Re: StringNg review request: SBuf

From: Kinkie <gkinkie_at_gmail.com>
Date: Tue, 19 Oct 2010 16:28:59 +0200

On Mon, Oct 18, 2010 at 9:02 PM, Alex Rousskov
<rousskov_at_measurement-factory.com> wrote:
> On 09/26/2010 04:47 PM, Kinkie wrote:
>
>>>>>>      *
>>>>>>      * A SBuf can be empty, but can never be undefined. In other words
>>>>>> there is no equivalent
>>>>>>      * of NULL. defined/undefined semantics need to be implemented by
>>>>>> the
>>>>>> caller.
>>>>>>      */
>>>>>
>>>>> Remove: Avoid documenting what SBuf cannot be. If you insist on
>>>>> discussing
>>>>> the non-existent APIs, move that discussion to the SBuf.dox file.
>>>>
>>>> How about moving a simplified version of it that to the class
>>>> documentation? I have committed such an attempt.
>
>>> You are still documenting negatives, which is counter-productive. I know
>>> what you mean by "can never be undefined" but a new developer will not
>>> know
>>> how to interpret that because there is no defined() function in C/C++.
>
>> Is "A SBuf can be empty (zero-length), but always points to a valid
>> memory address." clearer?
>
> Not really because from the user point of view SBuf does not point to
> anything at all. There are no "*" or "->" operators for SBuf.
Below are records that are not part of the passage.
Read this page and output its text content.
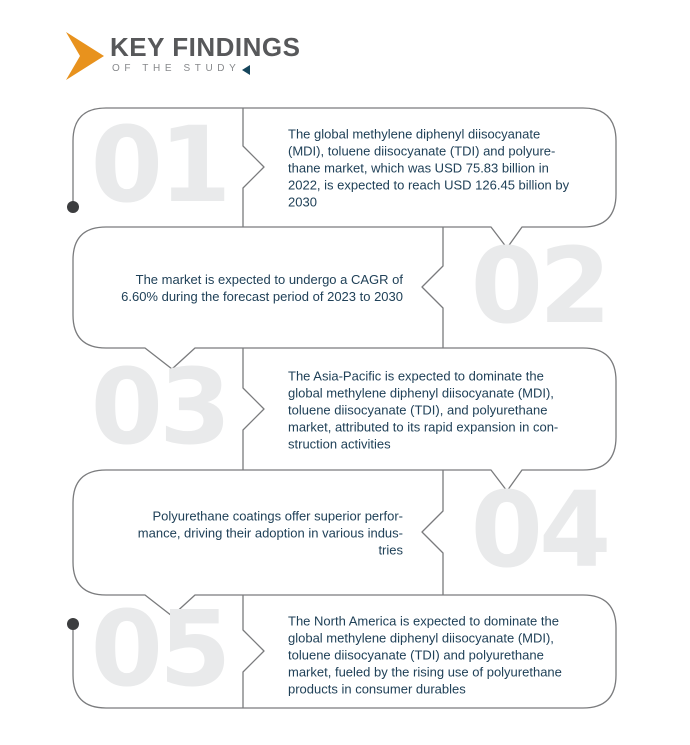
KEY FINDINGS
OF THE STUDY
01	The global methylene diphenyl diisocyanate
(MDI), toluene diisocyanate (TDI) and polyure-
thane market, which was USD 75.83 billion in
2022, is expected to reach USD 126.45 billion by
2030
02
The market is expected to undergo a CAGR of
6.60% during the forecast period of 2023 to 2030
03	The Asia-Pacific is expected to dominate the
global methylene diphenyl diisocyanate (MDI),
toluene diisocyanate (TDI), and polyurethane
market, attributed to its rapid expansion in con-
struction activities
04
Polyurethane coatings offer superior perfor-
mance, driving their adoption in various indus-
tries
05	The North America is expected to dominate the
global methylene diphenyl diisocyanate (MDI),
toluene diisocyanate (TDI) and polyurethane
market, fueled by the rising use of polyurethane
products in consumer durables
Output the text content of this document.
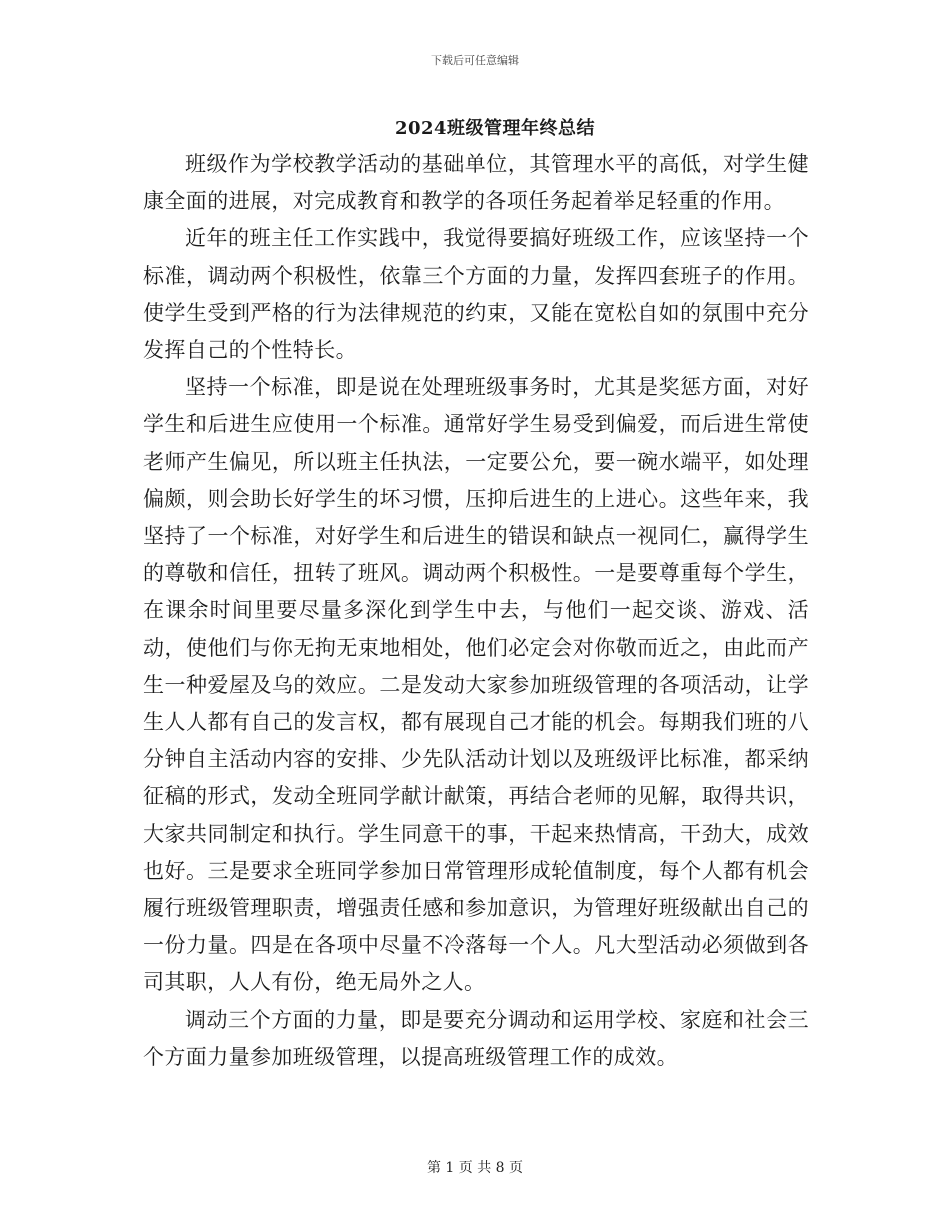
下载后可任意编辑
2024班级管理年终总结

班级作为学校教学活动的基础单位，其管理水平的高低，对学生健康全面的进展，对完成教育和教学的各项任务起着举足轻重的作用。

近年的班主任工作实践中，我觉得要搞好班级工作，应该坚持一个标准，调动两个积极性，依靠三个方面的力量，发挥四套班子的作用。使学生受到严格的行为法律规范的约束，又能在宽松自如的氛围中充分发挥自己的个性特长。

坚持一个标准，即是说在处理班级事务时，尤其是奖惩方面，对好学生和后进生应使用一个标准。通常好学生易受到偏爱，而后进生常使老师产生偏见，所以班主任执法，一定要公允，要一碗水端平，如处理偏颇，则会助长好学生的坏习惯，压抑后进生的上进心。这些年来，我坚持了一个标准，对好学生和后进生的错误和缺点一视同仁，赢得学生的尊敬和信任，扭转了班风。调动两个积极性。一是要尊重每个学生，在课余时间里要尽量多深化到学生中去，与他们一起交谈、游戏、活动，使他们与你无拘无束地相处，他们必定会对你敬而近之，由此而产生一种爱屋及乌的效应。二是发动大家参加班级管理的各项活动，让学生人人都有自己的发言权，都有展现自己才能的机会。每期我们班的八分钟自主活动内容的安排、少先队活动计划以及班级评比标准，都采纳征稿的形式，发动全班同学献计献策，再结合老师的见解，取得共识，大家共同制定和执行。学生同意干的事，干起来热情高，干劲大，成效也好。三是要求全班同学参加日常管理形成轮值制度，每个人都有机会履行班级管理职责，增强责任感和参加意识，为管理好班级献出自己的一份力量。四是在各项中尽量不冷落每一个人。凡大型活动必须做到各司其职，人人有份，绝无局外之人。

调动三个方面的力量，即是要充分调动和运用学校、家庭和社会三个方面力量参加班级管理，以提高班级管理工作的成效。

第 1 页 共 8 页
Tried clarifying again, "A SBuf can be empty (zero-length), but is
always defined."

>>>>>>     /** Assignment operation with printf(3)-style definition
>>>>>>      * \note arguments may be evaluated more than once, be careful
>>>>>>      *       of side-effects
>>>>>>      */
>>>>>>     SBuf&    Printf(const char *fmt, ...);
>>>>>
>>>>> Add "Avoid this and other ... methods. For transition only."?
>>>>> We should be using ostream formatting instead.
>>>>
>>>> Agreed, if only I could think of a sane way to do so (my ignorance).
>>>
>>> If you point me to a specific (but hopefully rather common) use case
>>> where
>>> you cannot use ostream, I will try to come up with a sane way of using
>>> it.
>>> Most likely, it will require adding a FixedSizeStream class of sorts.
>>
>> My ignorance is in a way to implement an ostream interface with a
>> custom backing store.
>> Amos has shed some light for me (StoreEntryStream), I'll need help or
>> some more detailed documentation to do it on my own.
>
> AFAIK, you need a custom streambuf class that you can then use to create an
> output stream that would write to your buffer. Attached file implements both
> using (const char *buffer, size) pair as a fixed-size buffer. The code is
> known to work in some environments, but may contain bugs or missing
> features. I do not know whether it has been tested outside of the GCC world.
>
> You may import the provided (buffer, size) API as is. If you do, many
> current users would benefit. You may change that API to use SBuf instead.
> Only new users would benefit. Finally, you can leave the old API, add
> SBuf-based API, and implement the old API using SBuf. That way, both old and
> new users would benefit.

I'll add this task after SBuf has been merged, if it's fine by you.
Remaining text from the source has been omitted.